White Reaper - White Reaper Does it Again (Cover Artwork)

White Reaper

White Reaper Does it Again (2015)

Polyvinyl Records

White Reaper Does It Again is 100-percent correct. If you were a fan of their previous EP, with it's poppy garage lean seasoned with curly keyboard lines, then good news: here's more of it. Thirty-three minutes more of it, to be precise. The songs here drip equally with garage rock sweat and teenage bubblegum rock and roll angst. This is the type of music White Reaper excels at and they don't seem particularly keen on branching out. This early in their career, it's not that much of an issue, but this could mark the beginning of the band spinning their wheels creatively.

The front half of the record offers catchy songs like "Make Me Wanna Die" and "Pills" with fuzzy exteriors, sometimes punctured by an overblown shout or a bent guitar string. "On Your Mind" has enough of a Weezer-like stomp that it would probably fit pretty comfortably on that first Surfer Blood record. Comparison to that band as a whole might not make the most sense sonically, but they could follow similar paths on future albums. Surfer Blood didn't really evolve past that first record, instead retreading their sound to diminishing returns. White Reaper, though too early in their career to really tell, seems like they're headed in the exact same direction.

Late last year, I saw White Reaper open up for label mates Deerhoof, and their live shows had enough exuberant energy to give the headliners a run for their money (and approaching Deerhoof levels of childlike energy is no small feat). This record supplies plenty of fuel for those shows and I can only imagine standout tracks like "Don't You Think I Know?" and "Candy" sound excellent in that setting. However, after a few spins on record, the songs all start to sound like equal parts in a darkly colored cotton candy whirlwind (which, yes, sounds fun, but it doesn't bode well for track distinction).

"Friday the 13th" is one of the few tracks here to stray from the pack, sporting an eerie synth-line that John Carpenter and Umberto usually build worlds out of.

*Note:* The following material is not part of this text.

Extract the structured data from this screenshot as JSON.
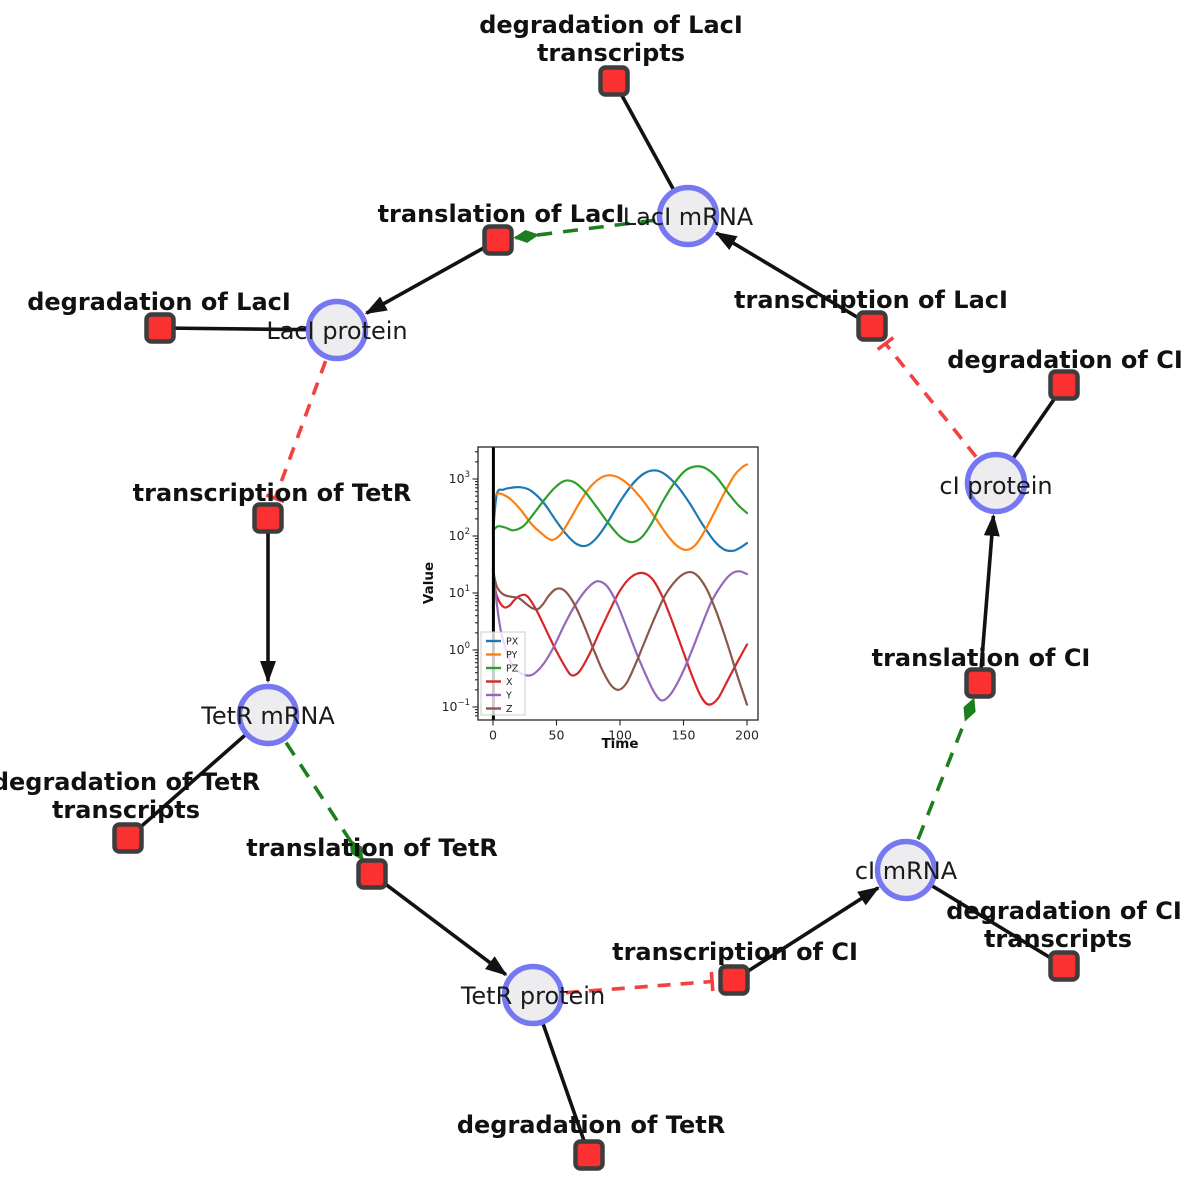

Unfortunately, the track is all too brief and it is back to business as usual on "Wolf Trap Hotel." White Reaper Does it Again ends "B.T.K." The track is a real stomper, throwing a large hook around with reckless abandon. It's a perfect example of White Reaper does. And while it may be easy to worry about where this band will go from here, it's a whole lost easier to sit back, relax, and enjoy the whirlwind.